Le me know if that helps. If not we may need to manually check your configuration.

bnubile007 commented 7 years ago

Some more info - we have just installed another brand new server with a fresh install of openpdc v2.2 and it has a new connection for incoming data and it too is registering the strange missing frame count.
new_connection_stats

I've tried the "update Configuration" for this new stream, and I'll update another stream on one of our other servers as well and monitor. I'll check these early next week and see what the stats look like and get back to you.

bnubile007 commented 7 years ago

No change. The value still increases and then rolls over and repeats. However my new server was sitting doing nothing. Seems openpdc crashed with only the following message: 12/12/2016 12:31am (utc) Application: openPDC.exe Framework Version: v4.0.30319 Description: The process was terminated due to an internal error in the .NET Runtime at IP 00007FFCD6A00973 (00007FFCD6920000) with exit code 80131506. Not sure what to do with that.

ritchiecarroll commented 7 years ago

That's an issue we have seen with .NET 4.5 that can only be corrected via patch - it doesn't happen in later versions of the openPDC 2.3+ where we changed the base .NET code to be dependent on .NET 4.6. Don't suppose it would be possible to try a later version, e.g., https://github.com/GridProtectionAlliance/openPDC/releases/tag/v2.3 ? There have been many bug fixes: https://github.com/GridProtectionAlliance/gsf/wiki/GSF-v2.1.346-Release-Notes

The next version that we hope to release before the end of the year also includes the following: https://github.com/GridProtectionAlliance/gsf/wiki/GSF-v2.1.380-Release-Notes

bnubile007 commented 7 years ago

Yes we should be able to upgrade. Looks like we already have .net 4.6.2 installed, so we just need to upgrade to v2.3.
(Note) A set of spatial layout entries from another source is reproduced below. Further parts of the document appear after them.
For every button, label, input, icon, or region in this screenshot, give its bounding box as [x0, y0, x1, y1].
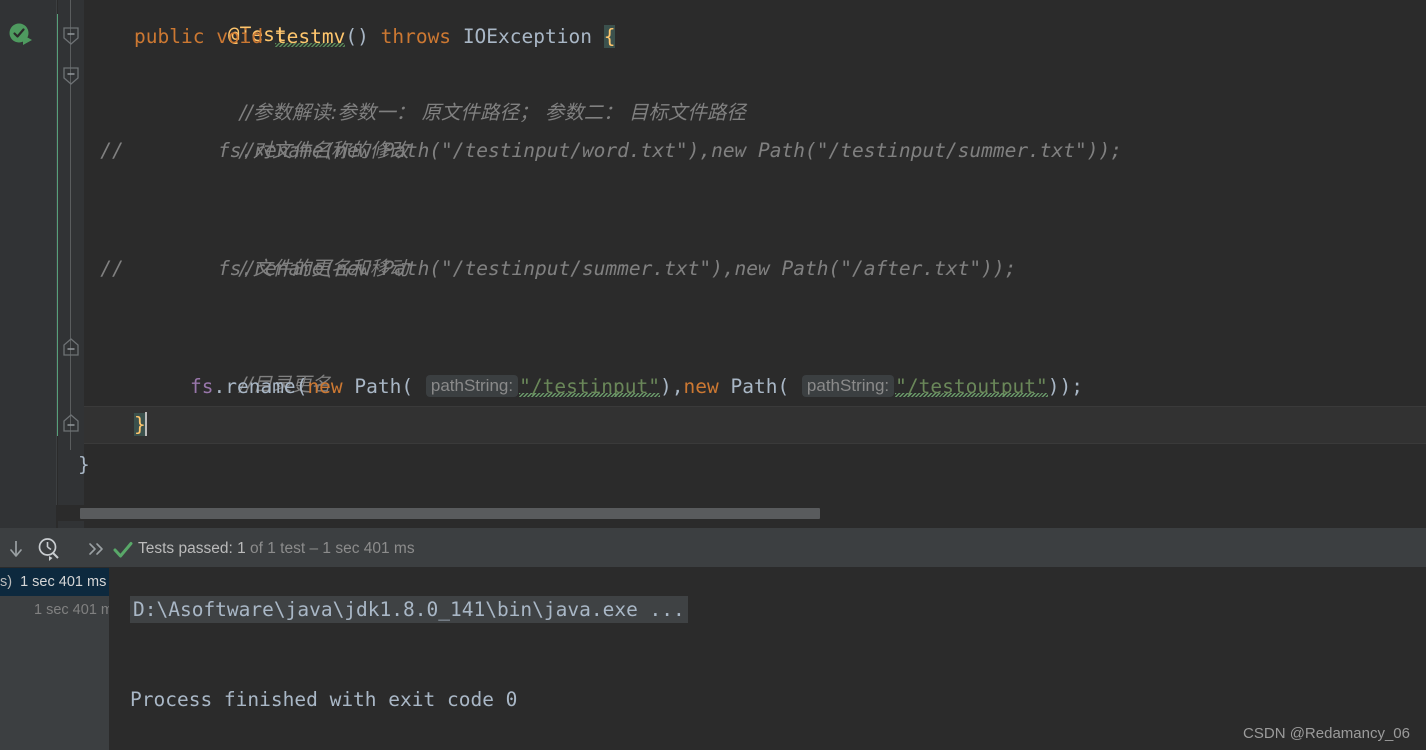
tests-duration: 1 sec 401 ms	[322, 540, 415, 557]
class-brace-close: }	[78, 453, 90, 476]
param-hint-pathstring-1[interactable]: pathString:	[425, 375, 519, 397]
test-runner-toolbar: Tests passed: 1 of 1 test – 1 sec 401 ms	[0, 528, 1426, 568]
dot-operator: .	[213, 375, 226, 398]
code-line-comment-rename-move: //文件的更名和移动	[190, 212, 409, 280]
clock-magnifier-icon[interactable]	[36, 536, 62, 562]
tests-passed-count: 1	[237, 540, 246, 557]
string-arg-testinput: "/testinput"	[519, 375, 660, 398]
code-text-area[interactable]: @Test public void testmv() throws IOExce…	[78, 0, 1426, 528]
code-line-commented-rename-1: fs.rename(new Path("/testinput/word.txt"…	[218, 132, 1122, 170]
test-tree-row-selected[interactable]: s) 1 sec 401 ms	[0, 568, 109, 596]
expand-chevrons-icon[interactable]	[86, 538, 108, 560]
code-line-comment-rename-file: //对文件名称的修改	[190, 94, 409, 162]
code-line-signature: public void testmv() throws IOException …	[134, 18, 616, 56]
code-line-comment-rename-dir: //目录更名	[190, 328, 331, 396]
method-parens: ()	[345, 25, 369, 48]
code-line-comment-params: //参数解读:参数一： 原文件路径； 参数二： 目标文件路径	[190, 56, 746, 124]
commented-code-text: fs.rename(new Path("/testinput/word.txt"…	[218, 139, 1122, 162]
console-result-line: Process finished with exit code 0	[130, 688, 518, 711]
editor-hscroll-thumb[interactable]	[80, 508, 820, 519]
gutter-separator	[56, 0, 57, 505]
console-output[interactable]: D:\Asoftware\java\jdk1.8.0_141\bin\java.…	[110, 568, 1426, 750]
param-hint-pathstring-2[interactable]: pathString:	[801, 375, 895, 397]
tests-of-label: of 1 test	[245, 540, 310, 557]
commented-line-marker: //	[100, 139, 124, 162]
code-line-commented-rename-2: fs.rename(new Path("/testinput/summer.tx…	[218, 250, 1016, 288]
type-path-2: Path	[730, 375, 778, 398]
matching-brace-open: {	[603, 25, 616, 48]
method-call-rename: rename	[225, 375, 296, 398]
console-command-text: D:\Asoftware\java\jdk1.8.0_141\bin\java.…	[130, 596, 688, 623]
code-line-close-class: }	[78, 446, 90, 484]
test-node-label: s)	[0, 574, 13, 590]
csdn-watermark: CSDN @Redamancy_06	[1243, 725, 1410, 742]
code-editor[interactable]: @Test public void testmv() throws IOExce…	[0, 0, 1426, 528]
spellcheck-squiggle-icon	[519, 393, 660, 397]
test-tree-row[interactable]: 1 sec 401 ms	[0, 596, 109, 624]
test-node-duration: 1 sec 401 ms	[20, 574, 107, 590]
type-path-1: Path	[354, 375, 402, 398]
method-name-testmv: testmv	[274, 25, 346, 48]
fold-collapse-icon[interactable]	[60, 25, 82, 47]
text-caret	[144, 412, 147, 436]
lparen: (	[295, 375, 308, 398]
warning-squiggle-icon	[274, 43, 346, 47]
keyword-new-2: new	[683, 375, 719, 398]
editor-run-gutter	[0, 0, 56, 528]
keyword-new-1: new	[307, 375, 343, 398]
test-results-tree[interactable]: s) 1 sec 401 ms 1 sec 401 ms	[0, 568, 110, 750]
arg-separator: ),	[660, 375, 684, 398]
spellcheck-squiggle-icon	[895, 393, 1048, 397]
commented-line-marker: //	[100, 257, 124, 280]
type-ioexception: IOException	[462, 25, 592, 48]
test-node-duration: 1 sec 401 ms	[34, 602, 109, 618]
tests-passed-label: Tests passed:	[138, 540, 238, 557]
code-line-active-rename: fs.rename(new Path( pathString: "/testinp…	[190, 375, 1084, 398]
green-check-icon	[112, 539, 134, 561]
keyword-public: public	[134, 25, 205, 48]
run-test-green-icon[interactable]	[8, 22, 34, 48]
fold-collapse-icon[interactable]	[60, 65, 82, 87]
call-tail: ));	[1047, 375, 1084, 398]
test-status-text: Tests passed: 1 of 1 test – 1 sec 401 ms	[138, 538, 415, 560]
keyword-throws: throws	[380, 25, 452, 48]
code-line-annotation: @Test	[134, 0, 287, 46]
string-arg-testoutput: "/testoutput"	[895, 375, 1048, 398]
commented-code-text: fs.rename(new Path("/testinput/summer.tx…	[218, 257, 1017, 280]
field-fs: fs	[190, 375, 214, 398]
keyword-void: void	[216, 25, 264, 48]
console-command-line: D:\Asoftware\java\jdk1.8.0_141\bin\java.…	[130, 596, 688, 623]
run-tool-window: Tests passed: 1 of 1 test – 1 sec 401 ms…	[0, 528, 1426, 750]
fold-end-icon[interactable]	[60, 336, 82, 358]
tests-separator: –	[309, 540, 323, 557]
code-line-close-method: }	[134, 406, 147, 444]
down-arrow-icon[interactable]	[5, 538, 27, 560]
fold-end-icon[interactable]	[60, 412, 82, 434]
caret-line-highlight	[84, 406, 1426, 444]
ide-window: @Test public void testmv() throws IOExce…	[0, 0, 1426, 750]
bnubile007 commented 7 years ago

That update configuration button has made a bigger mess. I did not realize it when I made the change last week, but it broke all those devices in the output streams, and now I have no stats on the PMU's under the PDC that I updated. Not sure what to do now but start over and destroy the PDC and PMU's and re-create them. That will involve re-modifiying all the output streams again. busted stats

ritchiecarroll commented 7 years ago

Can we setup a WebEx? I think that this is still a configuration issue we can help you resolve.

The openPDC Manager will only show device statistics that are associated with a device, if the statistics disappeared, that means the statistics were either deleted or disassociated with the devices. BTW - we cannot replicate your issue here - so there is something going on that's a little outside the usual. Wondering if the statistics are properly defined at this point.

Do you have my e-mail address for correspondence?

Thanks, Ritchie

ritchiecarroll commented 7 years ago

Closing for now. Feel free to re-open if issue remains post update of openPDC 2.4.